An enormously encouraging move by the council recently was the appointment to the regional mass transit board of Patrick Kennedy, an urban planner and outspoken opponent of old-fashioned, Eisenhower-era, automobile-based thinking. I was alive when Eisenhower was president, considered him a hero and know in my heart that even he would not have put an expressway on the bottom of a bathtub.

Finally, we are all looking forward to the arrival next year of T.C. Broadnax, who will become the city’s first-ever city manager hired from outside the city rather than promoted from within the indentured ranks of City Hall. No one has any real idea what he will do, which is a very positive step forward.

I am shopping now for a set of miniature metal toy cars and trucks to send to Broadnax with a card asking that he arrange them on the bottom of his bathtub, fill the tub with water and see what happens. I think as city manager he should be in the tub himself at the time so he can save the tiny imaginary people.

What does that leave? Ah, the birthdays. And my own retirement. My mother was a very bright, somewhat eccentric person who did not believe in what she considered culturally mandated celebrations. Christmas in our home involved more religion than loot. Birthdays were sort of do-it-yourself. My parents lived on a fairly primitive fishing island in Chesapeake Bay when I was born, and apparently birth records must have been sort of DIY also.

Anyway, when she did finally get around to having a birthday party for me, probably because somebody in the church insisted, I was already a few years along, and she got my birthday wrong by a week. The error was recognized later when I had to send to Virginia for a birth certificate. At any rate, it was a very good catch for Rudy Bush to make in that piece he wrote about me for the News, and I have always secretly admired him for it.
I do not publicly discuss my actual specific age now for reasons of vanity, but in very general terms I can tell you that I probably am a lot younger than a lot of guys I know. Definitely younger than some.
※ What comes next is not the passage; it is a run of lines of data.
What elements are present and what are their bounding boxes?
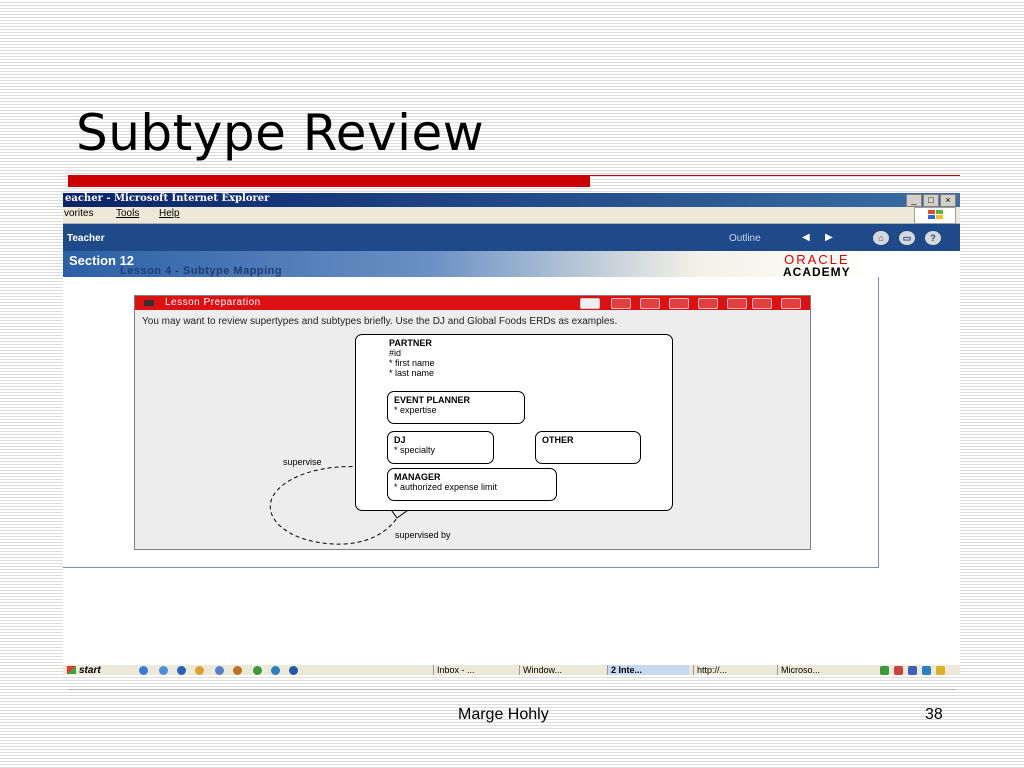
taskbar-button-inbox[interactable]: Inbox - ... xyxy=(433,665,519,675)
prev-page-icon[interactable]: ◀ xyxy=(802,232,810,243)
entity-name: DJ xyxy=(394,435,406,445)
entity-dj: DJ * specialty xyxy=(387,431,494,464)
windows-flag-icon xyxy=(67,666,76,674)
help-icon[interactable]: ? xyxy=(925,231,941,245)
entity-name: PARTNER xyxy=(389,338,432,348)
minimize-button[interactable]: _ xyxy=(906,194,922,207)
entity-event-planner: EVENT PLANNER * expertise xyxy=(387,391,525,424)
start-label: start xyxy=(79,665,101,675)
relationship-label-supervise: supervise xyxy=(283,457,322,467)
title-underline-bar xyxy=(68,175,590,187)
entity-attribute: * expertise xyxy=(394,405,437,415)
browser-window-title: eacher - Microsoft Internet Explorer xyxy=(65,193,270,204)
entity-manager: MANAGER * authorized expense limit xyxy=(387,468,557,501)
lesson-preparation-panel: Lesson Preparation You may want to revie… xyxy=(134,295,811,550)
tray-network-icon[interactable] xyxy=(880,666,889,675)
menu-help[interactable]: Help xyxy=(159,208,180,219)
embedded-screenshot: eacher - Microsoft Internet Explorer _ □… xyxy=(63,193,960,675)
footer-author: Marge Hohly xyxy=(458,706,549,723)
quicklaunch-app-icon[interactable] xyxy=(233,666,242,675)
taskbar-button-microsoft[interactable]: Microso... xyxy=(777,665,863,675)
system-tray xyxy=(870,665,960,675)
quicklaunch-media-icon[interactable] xyxy=(177,666,186,675)
lesson-title: Lesson 4 - Subtype Mapping xyxy=(120,265,283,277)
title-underline-rule xyxy=(590,175,960,176)
menu-tools[interactable]: Tools xyxy=(116,208,139,219)
quicklaunch-messenger-icon[interactable] xyxy=(215,666,224,675)
menu-favorites[interactable]: vorites xyxy=(64,208,93,219)
entity-attribute: * specialty xyxy=(394,445,436,455)
glossary-icon[interactable]: ▭ xyxy=(899,231,915,245)
start-button[interactable]: start xyxy=(65,665,117,675)
quicklaunch-desktop-icon[interactable] xyxy=(139,666,148,675)
tray-app-icon[interactable] xyxy=(936,666,945,675)
app-name: Teacher xyxy=(67,233,105,244)
tray-alert-icon[interactable] xyxy=(894,666,903,675)
entity-other: OTHER xyxy=(535,431,641,464)
quicklaunch-music-icon[interactable] xyxy=(253,666,262,675)
oracle-academy-logo: ORACLE ACADEMY xyxy=(783,253,851,278)
close-button[interactable]: × xyxy=(940,194,956,207)
quicklaunch-web-icon[interactable] xyxy=(289,666,298,675)
footer-page-number: 38 xyxy=(925,706,943,723)
windows-logo-icon xyxy=(914,207,956,224)
browser-title-bar: eacher - Microsoft Internet Explorer _ □… xyxy=(63,193,960,207)
entity-attribute: * authorized expense limit xyxy=(394,482,498,492)
home-icon[interactable]: ⌂ xyxy=(873,231,889,245)
taskbar-button-http[interactable]: http://... xyxy=(693,665,773,675)
maximize-button[interactable]: □ xyxy=(923,194,939,207)
entity-attribute: * first name xyxy=(389,358,435,368)
entity-name: MANAGER xyxy=(394,472,441,482)
entity-name: EVENT PLANNER xyxy=(394,395,471,405)
slide-title: Subtype Review xyxy=(76,104,485,162)
quicklaunch-outlook-icon[interactable] xyxy=(195,666,204,675)
quicklaunch-network-icon[interactable] xyxy=(271,666,280,675)
browser-menu-bar: vorites Tools Help xyxy=(63,207,960,224)
taskbar-button-internet-explorer[interactable]: 2 Inte... xyxy=(607,665,689,675)
footer-divider xyxy=(68,689,956,690)
app-header: Teacher Outline ◀ ▶ ⌂ ▭ ? xyxy=(63,224,960,251)
taskbar-button-windows[interactable]: Window... xyxy=(519,665,602,675)
entity-attribute: #id xyxy=(389,348,402,358)
entity-name: OTHER xyxy=(542,435,574,445)
section-banner: Section 12 Lesson 4 - Subtype Mapping xyxy=(63,251,878,277)
outline-link[interactable]: Outline xyxy=(729,233,761,244)
tray-display-icon[interactable] xyxy=(922,666,931,675)
next-page-icon[interactable]: ▶ xyxy=(825,232,833,243)
relationship-label-supervised-by: supervised by xyxy=(395,530,451,540)
windows-taskbar: start Inbox - ... Window... 2 Inte... ht… xyxy=(63,664,960,675)
quicklaunch-ie-icon[interactable] xyxy=(159,666,168,675)
tray-volume-icon[interactable] xyxy=(908,666,917,675)
window-controls: _ □ × xyxy=(906,194,956,207)
entity-attribute: * last name xyxy=(389,368,435,378)
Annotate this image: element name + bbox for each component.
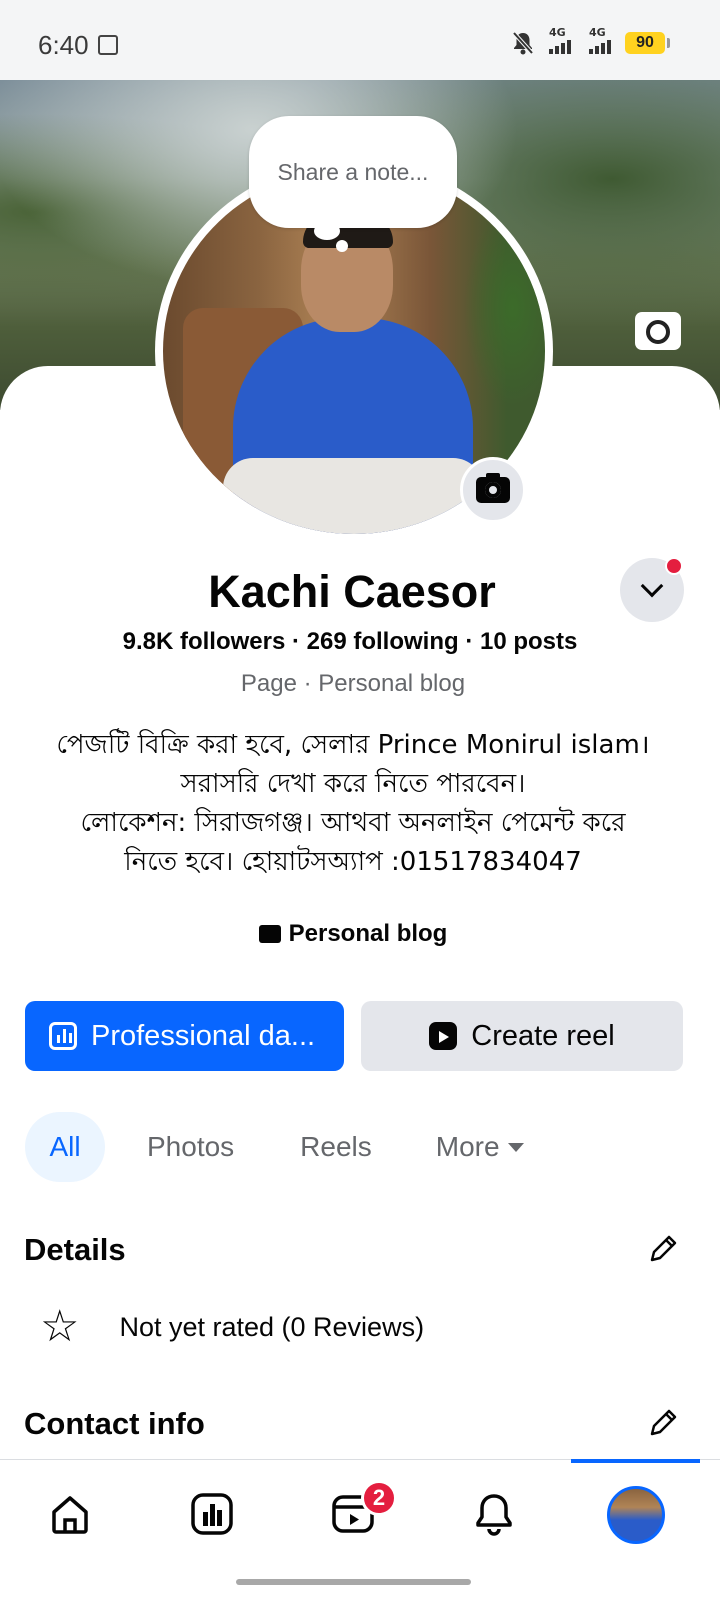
reel-icon	[429, 1022, 458, 1050]
profile-tabs: All Photos Reels More	[25, 1112, 546, 1182]
notifications-icon	[476, 1494, 512, 1536]
clapperboard-icon	[258, 925, 281, 943]
share-note-bubble[interactable]: Share a note...	[249, 116, 457, 228]
tab-more-label: More	[435, 1131, 500, 1162]
edit-contact-pencil-icon[interactable]	[646, 1406, 680, 1440]
create-reel-button[interactable]: Create reel	[361, 1001, 683, 1071]
insights-icon	[49, 1022, 77, 1050]
nav-notifications[interactable]	[466, 1486, 522, 1542]
active-tab-indicator	[571, 1459, 700, 1463]
avatar-legs	[223, 458, 483, 534]
contact-info-heading: Contact info	[24, 1406, 205, 1441]
status-bar: 6:40 4G 4G 90	[0, 0, 720, 80]
bio-line: পেজটি বিক্রি করা হবে, সেলার Prince Monir…	[56, 730, 650, 760]
rating-row[interactable]: ☆ Not yet rated (0 Reviews)	[40, 1305, 424, 1349]
tab-all[interactable]: All	[25, 1112, 105, 1182]
cover-camera-icon[interactable]	[635, 312, 681, 350]
avatar-plant	[463, 208, 545, 408]
avatar-camera-icon[interactable]	[460, 457, 526, 523]
tab-reels[interactable]: Reels	[278, 1112, 394, 1182]
category-tag[interactable]: Personal blog	[0, 920, 706, 948]
battery-icon: 90	[625, 32, 665, 54]
camera-icon	[476, 473, 510, 503]
battery-tip	[667, 38, 670, 48]
signal-icon-2: 4G	[585, 26, 615, 56]
bio-line: নিতে হবে। হোয়াটসঅ্যাপ :01517834047	[124, 847, 582, 877]
bio-line: লোকেশন: সিরাজগঞ্জ। আথবা অনলাইন পেমেন্ট ক…	[80, 808, 626, 838]
professional-dashboard-button[interactable]: Professional da...	[25, 1001, 344, 1071]
star-icon: ☆	[40, 1302, 80, 1351]
network-type-2: 4G	[589, 26, 606, 39]
chevron-down-icon	[640, 574, 664, 598]
screenshot-icon	[98, 35, 118, 55]
notification-dot	[665, 557, 683, 575]
network-type-1: 4G	[549, 26, 566, 39]
note-bubble-tail	[314, 222, 340, 240]
edit-details-pencil-icon[interactable]	[646, 1232, 680, 1266]
category-tag-label: Personal blog	[288, 920, 448, 947]
nav-profile-avatar[interactable]	[607, 1486, 665, 1544]
create-reel-label: Create reel	[471, 1019, 615, 1052]
tab-photos[interactable]: Photos	[125, 1112, 256, 1182]
gesture-home-bar[interactable]	[236, 1579, 471, 1585]
caret-down-icon	[507, 1142, 524, 1152]
video-notification-badge: 2	[361, 1480, 397, 1516]
nav-home[interactable]	[42, 1486, 98, 1542]
signal-icon: 4G	[545, 26, 575, 56]
home-icon	[52, 1496, 88, 1534]
tab-more[interactable]: More	[414, 1112, 546, 1182]
rating-text: Not yet rated (0 Reviews)	[119, 1311, 425, 1342]
profile-stats[interactable]: 9.8K followers · 269 following · 10 post…	[0, 628, 700, 656]
profile-bio: পেজটি বিক্রি করা হবে, সেলার Prince Monir…	[20, 726, 686, 882]
bio-line: সরাসরি দেখা করে নিতে পারবেন।	[180, 769, 526, 799]
profile-name: Kachi Caesor	[208, 566, 496, 617]
status-time: 6:40	[38, 30, 89, 60]
status-icons: 4G 4G 90	[511, 26, 670, 56]
bell-muted-icon	[512, 31, 534, 55]
dashboard-icon	[191, 1493, 233, 1535]
details-heading: Details	[24, 1232, 126, 1267]
nav-dashboard[interactable]	[184, 1486, 240, 1542]
profile-category: Page · Personal blog	[240, 670, 466, 697]
professional-dashboard-label: Professional da...	[91, 1019, 316, 1052]
note-bubble-tail-small	[336, 240, 348, 252]
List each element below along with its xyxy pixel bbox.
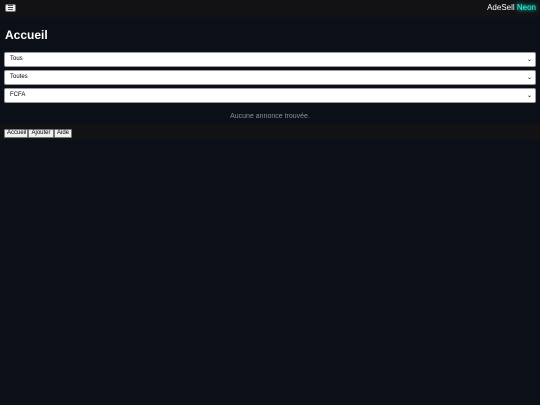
top-bar: ☰ AdeSell Neon	[0, 0, 540, 17]
menu-icon[interactable]: ☰	[5, 4, 16, 12]
chevron-down-icon: ⌄	[526, 56, 532, 63]
chevron-down-icon: ⌄	[526, 92, 532, 99]
currency-select[interactable]: FCFA ⌄	[4, 88, 536, 103]
empty-state-message: Aucune annonce trouvée.	[230, 113, 310, 120]
region-select-value: Toutes	[10, 74, 28, 80]
category-select[interactable]: Tous ⌄	[4, 52, 536, 67]
nav-home-button[interactable]: Accueil	[4, 129, 28, 138]
bottom-nav	[0, 124, 540, 140]
page-title: Accueil	[5, 28, 48, 42]
brand-logo: AdeSell Neon	[487, 3, 536, 13]
region-select[interactable]: Toutes ⌄	[4, 70, 536, 85]
brand-accent: Neon	[516, 3, 536, 12]
brand-name: AdeSell	[487, 3, 517, 12]
chevron-down-icon: ⌄	[526, 74, 532, 81]
currency-select-value: FCFA	[10, 92, 26, 98]
nav-help-button[interactable]: Aide	[54, 129, 72, 138]
nav-add-button[interactable]: Ajouter	[28, 129, 54, 138]
category-select-value: Tous	[10, 56, 23, 62]
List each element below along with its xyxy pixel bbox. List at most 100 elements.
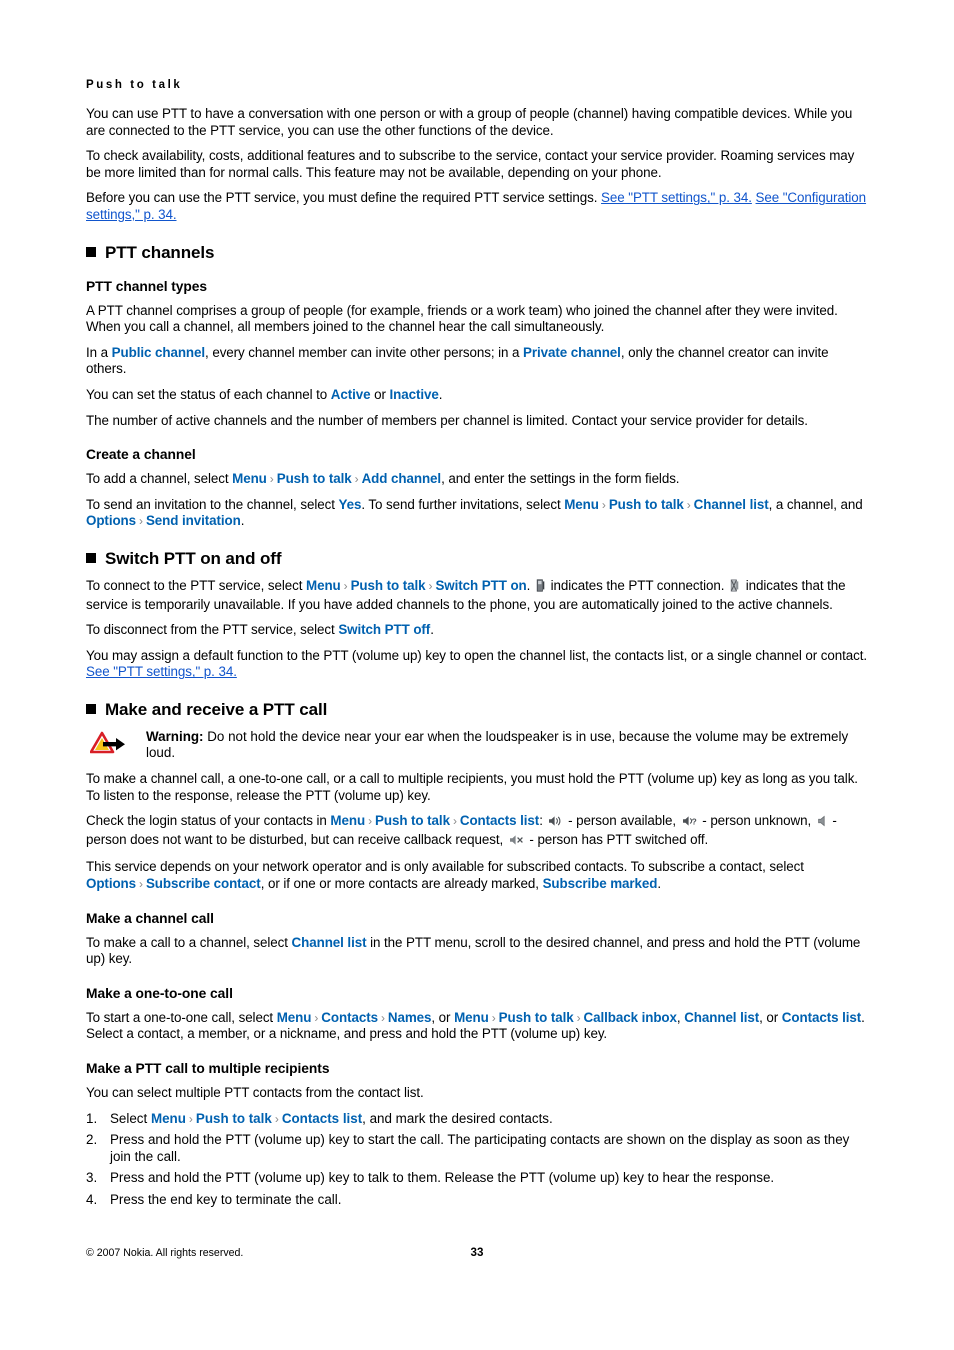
chevron-right-icon: › (428, 578, 433, 593)
one-to-one-paragraph-1: To start a one-to-one call, select Menu ›… (86, 1010, 868, 1043)
text-fragment: . (240, 513, 245, 529)
text-fragment: - person has PTT switched off. (525, 831, 709, 847)
section-heading-switch-ptt-label: Switch PTT on and off (105, 548, 282, 568)
text-fragment: In a (86, 344, 112, 360)
text-fragment: . (657, 876, 662, 892)
ui-term-menu: Menu (306, 577, 341, 593)
text-fragment: indicates the PTT connection. (546, 577, 729, 593)
text-fragment: , every channel member can invite other … (205, 344, 524, 360)
text-fragment: , and mark the desired contacts. (362, 1110, 553, 1126)
chevron-right-icon: › (601, 497, 606, 512)
ui-term-push-to-talk: Push to talk (375, 813, 450, 829)
ui-term-channel-list: Channel list (684, 1009, 760, 1025)
text-fragment: To start a one-to-one call, select (86, 1009, 277, 1025)
ui-term-menu: Menu (564, 496, 599, 512)
subheading-create-a-channel: Create a channel (86, 447, 196, 463)
link-ptt-settings[interactable]: See "PTT settings," p. 34. (86, 664, 237, 679)
ui-term-active: Active (330, 386, 371, 402)
text-fragment: . (438, 386, 443, 402)
list-item: Press and hold the PTT (volume up) key t… (86, 1132, 850, 1164)
text-fragment: , and enter the settings in the form fie… (441, 471, 680, 487)
ui-term-contacts-list: Contacts list (459, 813, 540, 829)
list-item: Select Menu › Push to talk › Contacts list, … (86, 1111, 868, 1128)
ui-term-options: Options (86, 876, 137, 892)
ptt-connected-icon (536, 579, 545, 597)
subheading-ptt-channel-types: PTT channel types (86, 278, 208, 294)
section-heading-switch-ptt: Switch PTT on and off (86, 549, 868, 569)
running-header: Push to talk (86, 79, 183, 91)
section-heading-ptt-channels-label: PTT channels (105, 242, 215, 262)
ui-term-names: Names (387, 1009, 432, 1025)
chevron-right-icon: › (354, 472, 359, 487)
speaker-unknown-icon: ? (682, 815, 697, 832)
ui-term-options: Options (86, 513, 137, 529)
ui-term-contacts: Contacts (321, 1009, 378, 1025)
warning-block: Warning: Do not hold the device near you… (86, 729, 868, 762)
ui-term-callback-inbox: Callback inbox (583, 1009, 677, 1025)
text-fragment: To make a call to a channel, select (86, 934, 292, 950)
channel-types-paragraph-3: You can set the status of each channel t… (86, 387, 868, 404)
text-fragment: : (539, 813, 547, 829)
chevron-right-icon: › (188, 1111, 193, 1126)
ui-term-switch-ptt-on: Switch PTT on (435, 577, 527, 593)
document-page: Push to talk You can use PTT to have a c… (86, 0, 868, 1350)
text-fragment: You can set the status of each channel t… (86, 386, 331, 402)
section-heading-make-receive-call-label: Make and receive a PTT call (105, 699, 328, 719)
multiple-recipients-paragraph-1: You can select multiple PTT contacts fro… (86, 1085, 424, 1100)
ui-term-push-to-talk: Push to talk (195, 1110, 272, 1126)
warning-triangle-arrow-icon (89, 731, 128, 755)
warning-text: Warning: Do not hold the device near you… (146, 729, 868, 762)
svg-text:?: ? (691, 817, 696, 827)
text-fragment: - person available, (564, 813, 680, 829)
channel-types-paragraph-1: A PTT channel comprises a group of peopl… (86, 302, 838, 335)
ui-term-menu: Menu (276, 1009, 312, 1025)
list-item: Press the end key to terminate the call. (86, 1191, 342, 1208)
text-fragment: Select (110, 1110, 151, 1126)
ui-term-send-invitation: Send invitation (145, 513, 241, 529)
make-receive-paragraph-3: This service depends on your network ope… (86, 859, 868, 892)
ui-term-subscribe-marked: Subscribe marked (542, 876, 658, 892)
text-fragment: You may assign a default function to the… (86, 647, 868, 663)
link-ptt-settings[interactable]: See "PTT settings," p. 34. (601, 190, 752, 205)
ui-term-menu: Menu (330, 813, 366, 829)
text-fragment: To disconnect from the PTT service, sele… (86, 622, 339, 638)
ui-term-add-channel: Add channel (361, 471, 442, 487)
ui-term-push-to-talk: Push to talk (608, 496, 684, 512)
ui-term-push-to-talk: Push to talk (276, 471, 352, 487)
ui-term-channel-list: Channel list (693, 496, 769, 512)
ptt-unavailable-icon (730, 579, 740, 597)
text-fragment: or (370, 386, 390, 402)
text-fragment: - person unknown, (698, 813, 815, 829)
section-heading-make-receive-call: Make and receive a PTT call (86, 700, 868, 720)
square-bullet-icon (86, 246, 96, 257)
text-fragment: To send an invitation to the channel, se… (86, 496, 339, 512)
speaker-dnd-icon (817, 815, 827, 832)
intro-paragraph-2: To check availability, costs, additional… (86, 148, 855, 180)
ui-term-private-channel: Private channel (523, 344, 621, 360)
ui-term-yes: Yes (338, 496, 362, 512)
ui-term-menu: Menu (232, 471, 267, 487)
switch-paragraph-2: To disconnect from the PTT service, sele… (86, 622, 868, 639)
chevron-right-icon: › (380, 1010, 385, 1025)
channel-call-paragraph-1: To make a call to a channel, select Chan… (86, 935, 868, 968)
chevron-right-icon: › (343, 578, 348, 593)
text-fragment: Check the login status of your contacts … (86, 813, 331, 829)
switch-paragraph-1: To connect to the PTT service, select Me… (86, 578, 868, 613)
ui-term-public-channel: Public channel (111, 344, 206, 360)
warning-body: Do not hold the device near your ear whe… (146, 728, 849, 761)
page-content: You can use PTT to have a conversation w… (86, 106, 868, 1214)
create-channel-paragraph-1: To add a channel, select Menu › Push to ta… (86, 471, 868, 488)
text-fragment: . (430, 622, 434, 638)
chevron-right-icon: › (269, 472, 274, 487)
ui-term-menu: Menu (454, 1009, 489, 1025)
make-receive-paragraph-1: To make a channel call, a one-to-one cal… (86, 771, 858, 803)
intro-p3-text: Before you can use the PTT service, you … (86, 190, 602, 206)
ui-term-push-to-talk: Push to talk (498, 1009, 574, 1025)
text-fragment: . To send further invitations, select (361, 496, 565, 512)
ui-term-switch-ptt-off: Switch PTT off (338, 622, 431, 638)
ui-term-contacts-list: Contacts list (281, 1110, 363, 1126)
warning-label: Warning: (146, 728, 204, 744)
square-bullet-icon (86, 552, 96, 563)
list-item: Press and hold the PTT (volume up) key t… (86, 1170, 775, 1186)
square-bullet-icon (86, 703, 96, 714)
I think I may have mentioned at the top that certain people have been asking me about my retirement plans. An interesting thing about that: The people who seem most interested are either at City Hall or working for nonprofits or as consiglieres or whatever – the very kind of people I would have thought would never retire until they got that toll road built. But they did.

I am flattered that they think about me at all, even though the question sometimes sounds more like, “When are you going to retire or get run over by a bus or something?” However it’s really intended, these expressions of interest in my end-of-life planning have spawned some serious thought and consideration on my part.

Of course I have talked it over with my wife, Mariana. She has asked all the right questions, like, “If you retire, will you be at home even more?”

Then just last week in connection with some reporting I was doing on the Dallas police pension issue,  I spent some time working with online retirement calculators looking at various savings amounts and retirement ages to see what would be required financially.

The upshot is that after talking it over with Mariana and taking a number of factors into consideration, I have gone ahead and chosen a retirement date, which I am now prepared to announce. I am going to retire either January 1 or January 8 in the year 2046, at the age of approximately 100, give or take a week.

Of course until then I will be fighting as hard as I can against construction of the Trinity toll road, and I can promise you two things on that front. When I go, it will not have been built, but someone will still be trying to build it.

By the time I do get run over by a bus or whatever, most of the proponents of the road will have preceded me in going on to their own everlasting rewards. I will want to know by then why they wanted to put it on the bottom of the bathtub. Sadly, though, I will be in heaven, so I will not be able to find them.